# What is a Golden Number?

There are two very different meanings for a *golden number*, depending on what context the phrase is used in. A golden number in mathematics is usually used to refer to the golden ratio, a way in which two quantities interact. A golden number may also refer to a number given to a year to indicate where it falls in an astrological sequence, the Metonic cycle.

The Metonic cycle dates back to antiquity, when Meton of Athens, a famous astronomer, discovered that 19 years corresponded almost exactly to 235 lunar months. The Metonic cycle served as the basis for the Western calendar systems until the advent of the Julian calendar in the 1st century, and continues to be used in many different situations. A number of surviving calendar systems, most notably the Hebrew calendar, continue to be based on a 19-year cycle.

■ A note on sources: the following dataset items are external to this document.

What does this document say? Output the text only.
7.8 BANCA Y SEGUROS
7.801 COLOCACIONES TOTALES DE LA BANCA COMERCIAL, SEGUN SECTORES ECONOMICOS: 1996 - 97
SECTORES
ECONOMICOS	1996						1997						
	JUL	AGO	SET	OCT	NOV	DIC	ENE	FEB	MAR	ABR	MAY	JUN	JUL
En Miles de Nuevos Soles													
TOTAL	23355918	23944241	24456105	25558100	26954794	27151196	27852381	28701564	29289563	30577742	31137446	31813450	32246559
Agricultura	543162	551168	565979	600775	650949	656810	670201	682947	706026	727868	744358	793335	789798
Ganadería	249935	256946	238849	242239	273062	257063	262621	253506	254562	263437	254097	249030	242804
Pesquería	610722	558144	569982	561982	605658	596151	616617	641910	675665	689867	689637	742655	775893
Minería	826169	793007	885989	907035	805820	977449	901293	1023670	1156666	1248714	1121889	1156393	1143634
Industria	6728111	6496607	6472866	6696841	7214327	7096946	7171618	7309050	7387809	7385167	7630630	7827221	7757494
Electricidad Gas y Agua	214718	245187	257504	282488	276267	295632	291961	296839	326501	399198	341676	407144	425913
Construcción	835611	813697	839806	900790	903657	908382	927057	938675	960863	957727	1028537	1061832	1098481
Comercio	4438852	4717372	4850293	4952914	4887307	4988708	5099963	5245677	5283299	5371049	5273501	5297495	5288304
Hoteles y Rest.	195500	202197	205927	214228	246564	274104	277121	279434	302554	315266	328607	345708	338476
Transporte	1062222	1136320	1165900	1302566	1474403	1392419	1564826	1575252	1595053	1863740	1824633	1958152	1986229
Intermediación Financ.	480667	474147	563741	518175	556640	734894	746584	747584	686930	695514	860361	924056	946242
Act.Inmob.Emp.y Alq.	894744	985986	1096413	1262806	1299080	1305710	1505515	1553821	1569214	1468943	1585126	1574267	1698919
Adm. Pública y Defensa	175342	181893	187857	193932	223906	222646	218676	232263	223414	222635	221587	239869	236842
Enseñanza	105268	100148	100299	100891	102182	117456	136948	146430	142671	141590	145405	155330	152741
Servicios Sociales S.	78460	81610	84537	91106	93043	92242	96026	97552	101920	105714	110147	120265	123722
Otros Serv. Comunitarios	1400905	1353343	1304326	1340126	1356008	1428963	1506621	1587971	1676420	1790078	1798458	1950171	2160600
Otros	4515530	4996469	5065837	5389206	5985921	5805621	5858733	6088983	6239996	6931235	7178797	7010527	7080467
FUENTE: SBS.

Because twelve lunar months is substantially less than a true tropical year, the Metonic cycle included additional months in the 3rd year, 5th year, 8th year, 11th year, 13th year, 16th year, and 19th year of the cycle.

In modern times, the Metonic cycle is used infrequently, but does still get some use. It was, for example, used to calculate launch windows for the lunar missions. It is also most notably used to calculate the date of Easter for the Christian calendar, both in the Eastern Orthodox faith and in the Roman Catholic faith. This calculation, using the golden number and relying on the Metonic cycle, is known officially as the *computus*.

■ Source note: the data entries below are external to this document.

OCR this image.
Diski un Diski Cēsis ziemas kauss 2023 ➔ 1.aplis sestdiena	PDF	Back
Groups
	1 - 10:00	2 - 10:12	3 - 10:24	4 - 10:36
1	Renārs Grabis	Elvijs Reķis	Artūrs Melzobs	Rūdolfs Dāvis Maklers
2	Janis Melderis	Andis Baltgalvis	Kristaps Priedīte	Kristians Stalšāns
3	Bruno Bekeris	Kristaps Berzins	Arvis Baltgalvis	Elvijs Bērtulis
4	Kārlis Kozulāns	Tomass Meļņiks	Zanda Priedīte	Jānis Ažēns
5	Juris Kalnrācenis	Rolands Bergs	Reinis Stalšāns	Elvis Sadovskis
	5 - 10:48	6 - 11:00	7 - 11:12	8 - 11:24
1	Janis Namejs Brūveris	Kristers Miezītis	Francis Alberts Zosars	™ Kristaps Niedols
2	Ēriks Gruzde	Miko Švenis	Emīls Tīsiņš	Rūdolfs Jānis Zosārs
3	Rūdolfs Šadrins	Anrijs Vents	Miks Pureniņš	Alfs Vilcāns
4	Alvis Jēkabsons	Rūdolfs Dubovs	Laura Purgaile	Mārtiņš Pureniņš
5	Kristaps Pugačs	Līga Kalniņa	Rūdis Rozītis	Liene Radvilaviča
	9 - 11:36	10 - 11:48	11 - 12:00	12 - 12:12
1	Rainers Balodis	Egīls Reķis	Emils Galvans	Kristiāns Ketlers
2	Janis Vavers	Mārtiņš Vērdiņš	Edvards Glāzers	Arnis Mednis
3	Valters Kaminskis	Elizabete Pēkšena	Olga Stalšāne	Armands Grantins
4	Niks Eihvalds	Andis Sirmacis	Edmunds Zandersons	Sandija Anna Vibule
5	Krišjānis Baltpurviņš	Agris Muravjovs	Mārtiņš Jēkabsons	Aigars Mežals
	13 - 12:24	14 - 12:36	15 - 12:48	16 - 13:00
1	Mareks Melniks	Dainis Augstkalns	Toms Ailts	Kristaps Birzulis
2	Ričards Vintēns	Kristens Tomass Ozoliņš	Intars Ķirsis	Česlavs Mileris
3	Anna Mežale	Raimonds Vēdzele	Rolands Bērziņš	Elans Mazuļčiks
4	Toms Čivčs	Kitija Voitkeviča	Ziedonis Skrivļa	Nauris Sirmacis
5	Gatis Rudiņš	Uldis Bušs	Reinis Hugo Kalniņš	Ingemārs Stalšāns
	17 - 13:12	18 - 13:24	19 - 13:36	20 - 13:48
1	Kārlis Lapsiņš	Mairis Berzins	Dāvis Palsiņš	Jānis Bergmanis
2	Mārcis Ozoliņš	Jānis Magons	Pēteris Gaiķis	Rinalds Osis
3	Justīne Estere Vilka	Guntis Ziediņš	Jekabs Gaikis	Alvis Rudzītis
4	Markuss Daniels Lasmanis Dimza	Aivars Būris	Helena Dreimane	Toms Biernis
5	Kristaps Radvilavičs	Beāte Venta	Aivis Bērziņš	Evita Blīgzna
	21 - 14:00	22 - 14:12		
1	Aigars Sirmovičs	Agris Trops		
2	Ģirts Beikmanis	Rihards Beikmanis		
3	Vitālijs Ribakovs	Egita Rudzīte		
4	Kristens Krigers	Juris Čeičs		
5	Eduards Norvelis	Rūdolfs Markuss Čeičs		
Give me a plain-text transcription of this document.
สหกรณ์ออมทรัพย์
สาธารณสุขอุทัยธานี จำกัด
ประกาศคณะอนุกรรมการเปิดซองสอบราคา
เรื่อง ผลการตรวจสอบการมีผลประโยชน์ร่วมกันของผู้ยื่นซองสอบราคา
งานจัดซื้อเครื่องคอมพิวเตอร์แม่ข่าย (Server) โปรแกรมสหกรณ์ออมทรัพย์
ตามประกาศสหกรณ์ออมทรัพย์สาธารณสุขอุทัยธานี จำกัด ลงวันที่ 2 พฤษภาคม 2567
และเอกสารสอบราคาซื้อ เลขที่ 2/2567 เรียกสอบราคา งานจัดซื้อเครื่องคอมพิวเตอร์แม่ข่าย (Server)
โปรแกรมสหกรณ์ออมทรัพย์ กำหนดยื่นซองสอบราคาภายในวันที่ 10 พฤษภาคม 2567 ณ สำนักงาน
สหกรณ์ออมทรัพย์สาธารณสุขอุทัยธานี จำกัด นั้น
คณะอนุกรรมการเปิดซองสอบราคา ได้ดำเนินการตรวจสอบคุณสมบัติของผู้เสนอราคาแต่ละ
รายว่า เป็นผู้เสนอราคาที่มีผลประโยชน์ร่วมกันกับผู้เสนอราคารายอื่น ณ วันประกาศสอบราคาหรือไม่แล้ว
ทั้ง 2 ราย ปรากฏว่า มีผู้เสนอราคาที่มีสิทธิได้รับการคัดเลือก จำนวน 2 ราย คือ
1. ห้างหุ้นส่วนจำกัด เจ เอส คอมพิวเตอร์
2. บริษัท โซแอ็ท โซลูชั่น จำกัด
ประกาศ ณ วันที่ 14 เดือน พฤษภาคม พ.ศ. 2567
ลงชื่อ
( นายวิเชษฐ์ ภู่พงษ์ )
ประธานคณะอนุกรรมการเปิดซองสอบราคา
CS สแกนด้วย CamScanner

The golden number is a key part in determining the date of Easter, as it determines which year in the Metonic cycle we are currently in. It can be determined by the formula: Golden Number = X mod 19 + 1. To simplify, that means we take the current year in the Christian era, such as 2009, and divide it by nineteen, and then add one day. This extra day, known as the *saltus lunae*, helps correct the discrepancy in the calendar caused by a slight difference between the lunar months and the solar year.

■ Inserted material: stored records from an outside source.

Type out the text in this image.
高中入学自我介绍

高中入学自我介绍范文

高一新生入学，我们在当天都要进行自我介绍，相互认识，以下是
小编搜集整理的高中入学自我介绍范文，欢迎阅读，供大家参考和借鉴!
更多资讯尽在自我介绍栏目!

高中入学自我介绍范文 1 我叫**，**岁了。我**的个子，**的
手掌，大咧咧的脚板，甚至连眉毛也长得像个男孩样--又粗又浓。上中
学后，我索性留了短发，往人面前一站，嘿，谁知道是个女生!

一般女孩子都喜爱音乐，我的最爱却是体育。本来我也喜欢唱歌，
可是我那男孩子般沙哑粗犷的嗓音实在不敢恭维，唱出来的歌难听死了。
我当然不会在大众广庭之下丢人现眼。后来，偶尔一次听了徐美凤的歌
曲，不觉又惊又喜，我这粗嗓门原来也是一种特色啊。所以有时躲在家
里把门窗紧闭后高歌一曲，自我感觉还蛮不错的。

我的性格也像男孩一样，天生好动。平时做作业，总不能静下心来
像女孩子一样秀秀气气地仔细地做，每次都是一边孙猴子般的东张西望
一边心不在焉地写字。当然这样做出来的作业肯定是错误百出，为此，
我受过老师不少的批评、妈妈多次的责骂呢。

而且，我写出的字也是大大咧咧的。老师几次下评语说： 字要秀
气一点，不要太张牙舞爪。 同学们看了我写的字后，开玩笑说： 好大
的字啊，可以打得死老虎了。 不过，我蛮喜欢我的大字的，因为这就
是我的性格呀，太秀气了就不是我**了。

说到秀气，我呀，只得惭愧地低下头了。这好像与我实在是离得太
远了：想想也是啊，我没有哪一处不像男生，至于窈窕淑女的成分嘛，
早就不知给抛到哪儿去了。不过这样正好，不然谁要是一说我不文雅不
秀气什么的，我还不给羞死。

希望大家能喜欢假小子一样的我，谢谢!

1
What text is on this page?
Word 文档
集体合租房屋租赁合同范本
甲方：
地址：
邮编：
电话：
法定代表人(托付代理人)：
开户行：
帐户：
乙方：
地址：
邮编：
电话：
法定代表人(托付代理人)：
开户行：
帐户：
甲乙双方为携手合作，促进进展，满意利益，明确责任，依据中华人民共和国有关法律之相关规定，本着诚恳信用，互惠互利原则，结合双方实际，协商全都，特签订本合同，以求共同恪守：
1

The golden number is important in this calculation because Easter must fall on a Sunday within the third week of a lunar month that falls after the Spring equinox. This is a complex concept, and can be difficult to wrap your head around, so the golden number helps by simplifying the calculation of the month. In essence, the Spring equinox is determined by the solar calendar, and so falls on March 21st. At the same time, the traditional month system was based on lunar months, and Easter is determined based on this lunar system.

Finding the golden number lets you figure out where exactly the lunar month is in relation to March 21st. Once you know which lunar month has its mid-point, or formal full moon, after March 21st, you can then take that Sunday and determine it is Easter. To put it another way: within the solar calendar, which most of us use on a daily basis, Easter appears to drift around the calendar between March 22nd and April 25th. But in the lunar system, which the golden number represents, Easter always falls on the 3rd Sunday of the Paschal month, each and every year.

## Discussion Comments

Most societies and civilizations throughout history have had a fascination with numbers. That explains why we have seen so many different calendars. Also, many societies have had their versions of the golden number. In some civilizations, this number was sometimes considered to be powerful or magical and capable of explaining the universe.

As this article points out, even modern science is largely dependent on figuring out how numbers relate to one another and explain our world and the universe.

In numerology, there are numbers for basically everything that happens in life. I can't remember exactly what the right term is, but there is a number that predicts how you will get along with another person based on the numbers that you both have. Like I said, I don't remember the exact term, but I have heard some people call this number the golden number.

This makes sense since the first paragraph of this article says that the golden number can refer to how two quantities interact or react to one another.